Escritoras que se adentran en la oscuridad

Hay una sensibilidad muy particular, asociada a lo femenino, capaz de encontrar una veta profundamente siniestra que nos estremece y desconcierta. Texto de Ave Barrera.

Gracias a la lingüista y tiktoker Helena Herraiz, descubrí hace poco que la palabra aburrir no tiene nada qué ver con los burros, como me hicieron creer de niña, sino que se trata de una palabra compuesta por el sufijo ab que significa «carencia de» y horrore, «algo que espanta». De modo que algo aburrido carece de la capacidad de impresionarnos o asustarnos. Es un hecho que el horror de algún modo nos produce interés, nos sorprende, cautiva nuestra atención e incluso nos entretiene. Aunque a algunas personas les resulta imposible ver una película o leer una historia de terror sin sufrir pesadillas, muchas otras sentimos un disfrute paradójico, misterioso y un poquito morboso en escuchar historias de fantasmas, aparecidos, muertos vivientes, ver monstruos de silicón, slime verde y sangre de utilería, o en atestiguar mil maneras de morir, como da cuenta el famoso churro televisivo que lleva ese nombre.

Disfrutar con el relato del horror ajeno, de acuerdo con los griegos, produce una suerte de purga emocional o catarsis liberadora, es por eso que en la Grecia antigua se daba tanta relevancia a la tragedia, y vaya que sabían contar historias y crear mitos capaces de «desaburrirnos» aún ahora, como la del monstruo con cuerpo de hombre y cabeza de toro que aguarda en el centro del laberinto, la del hijo perdido que se saca los ojos al descubrir que sin saberlo ha matado a su padre y se ha casado con su madre, o la del héroe castigado por robar el fuego a los dioses para regalarlo a los humanos, que es encadenado a una roca, donde un águila le devora el hígado, que se regenera durante la noche, una y otra vez.

Quizá la fascinación que nos producen las historias de terror, y su consecuente capacidad para hacer catarsis de nuestros miedos más escondidos en el inconsciente, tiene que ver con el hecho de que seamos meros espectadores. Sí, nos identificamos con la historia, pero sabemos que una vez que se enciendan las luces en el cine o que cerremos las tapas de un libro, estaremos sanos y salvos.
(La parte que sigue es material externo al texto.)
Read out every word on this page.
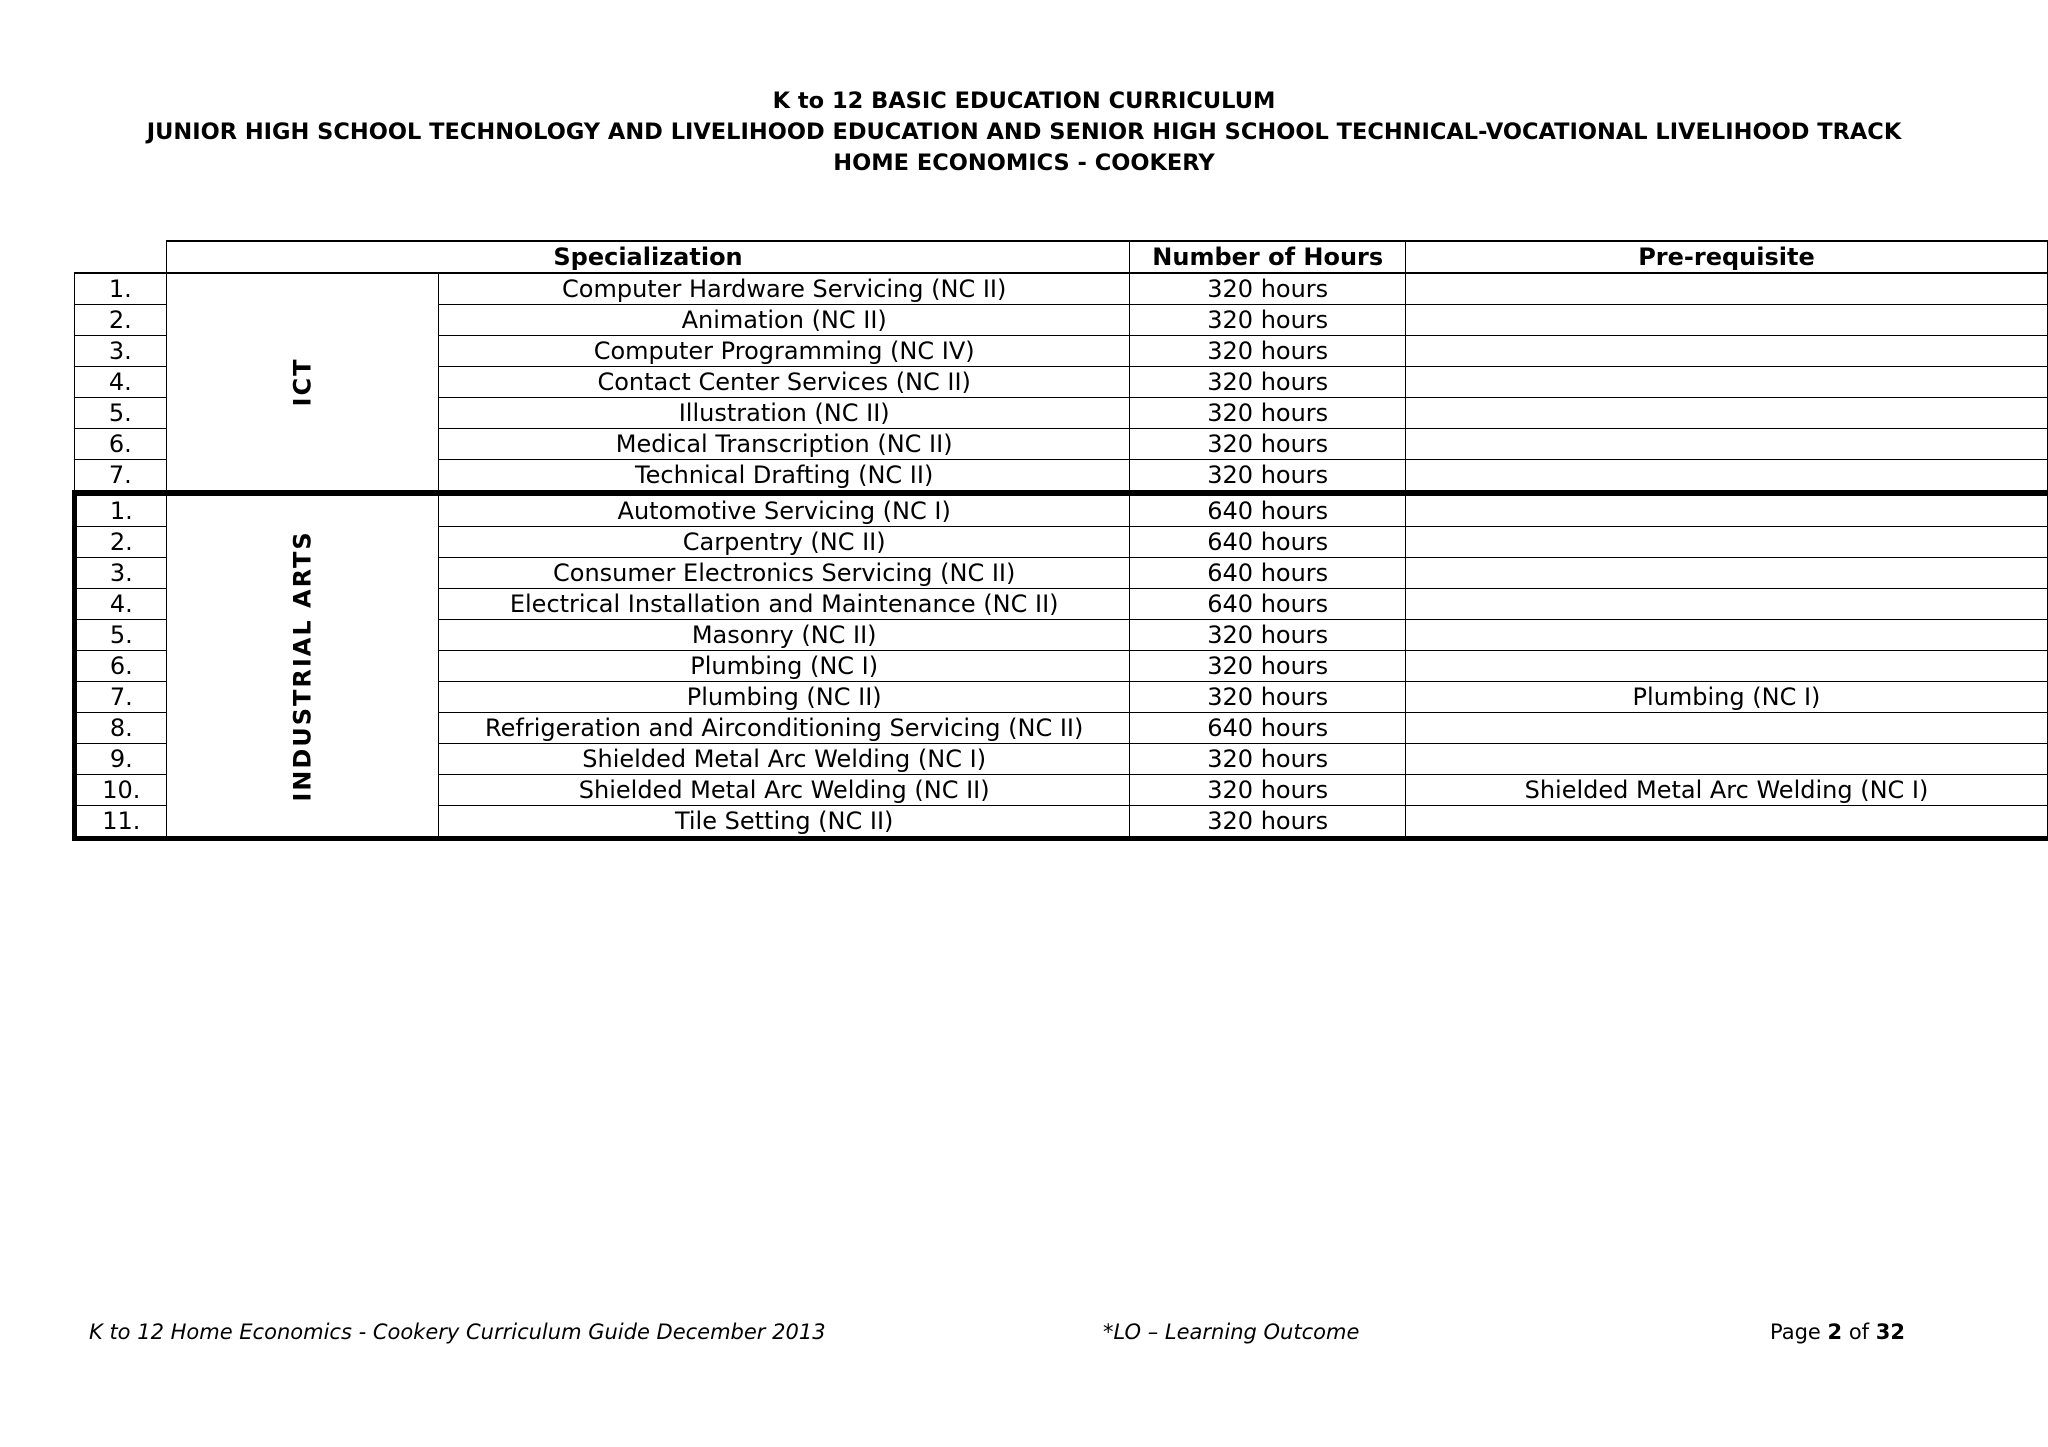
K to 12 BASIC EDUCATION CURRICULUM
JUNIOR HIGH SCHOOL TECHNOLOGY AND LIVELIHOOD EDUCATION AND SENIOR HIGH SCHOOL TECHNICAL-VOCATIONAL LIVELIHOOD TRACK
HOME ECONOMICS - COOKERY
	Specialization		Number of Hours	Pre-requisite
1.	ICT	Computer Hardware Servicing (NC II)	320 hours	
2.		Animation (NC II)	320 hours	
3.		Computer Programming (NC IV)	320 hours	
4.		Contact Center Services (NC II)	320 hours	
5.		Illustration (NC II)	320 hours	
6.		Medical Transcription (NC II)	320 hours	
7.		Technical Drafting (NC II)	320 hours	
1.	INDUSTRIAL ARTS	Automotive Servicing (NC I)	640 hours	
2.		Carpentry (NC II)	640 hours	
3.		Consumer Electronics Servicing (NC II)	640 hours	
4.		Electrical Installation and Maintenance (NC II)	640 hours	
5.		Masonry (NC II)	320 hours	
6.		Plumbing (NC I)	320 hours	
7.		Plumbing (NC II)	320 hours	Plumbing (NC I)
8.		Refrigeration and Airconditioning Servicing (NC II)	640 hours	
9.		Shielded Metal Arc Welding (NC I)	320 hours	
10.		Shielded Metal Arc Welding (NC II)	320 hours	Shielded Metal Arc Welding (NC I)
11.		Tile Setting (NC II)	320 hours	
K to 12 Home Economics - Cookery Curriculum Guide December 2013	*LO – Learning Outcome	Page 2 of 32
Se trata de un horror contenido, sobre el que tenemos cierto dominio, saldremos indemnes… o al menos eso es lo que pensamos, porque hay historias capaces de marcarnos, y que nos permiten reconocer, no sin espanto, el lado más oscuro de la naturaleza humana.

En el pasado, cuando muy pocas personas podían tener acceso a la lectura y a los libros, los relatos se transmitían cotidianamente de boca en boca y daban origen a cuentos y leyendas. Pocas cosas disfrutamos tanto como escuchar historias alrededor del fuego, y en muchas ocasiones son las mujeres quienes transmiten esas historias. Por eso no resulta extraño que el género de la literatura de terror cuente con tantas escritoras destacadas. Hay una sensibilidad muy particular, asociada a lo femenino, capaz de encontrar una veta profundamente siniestra que nos estremece y desconcierta.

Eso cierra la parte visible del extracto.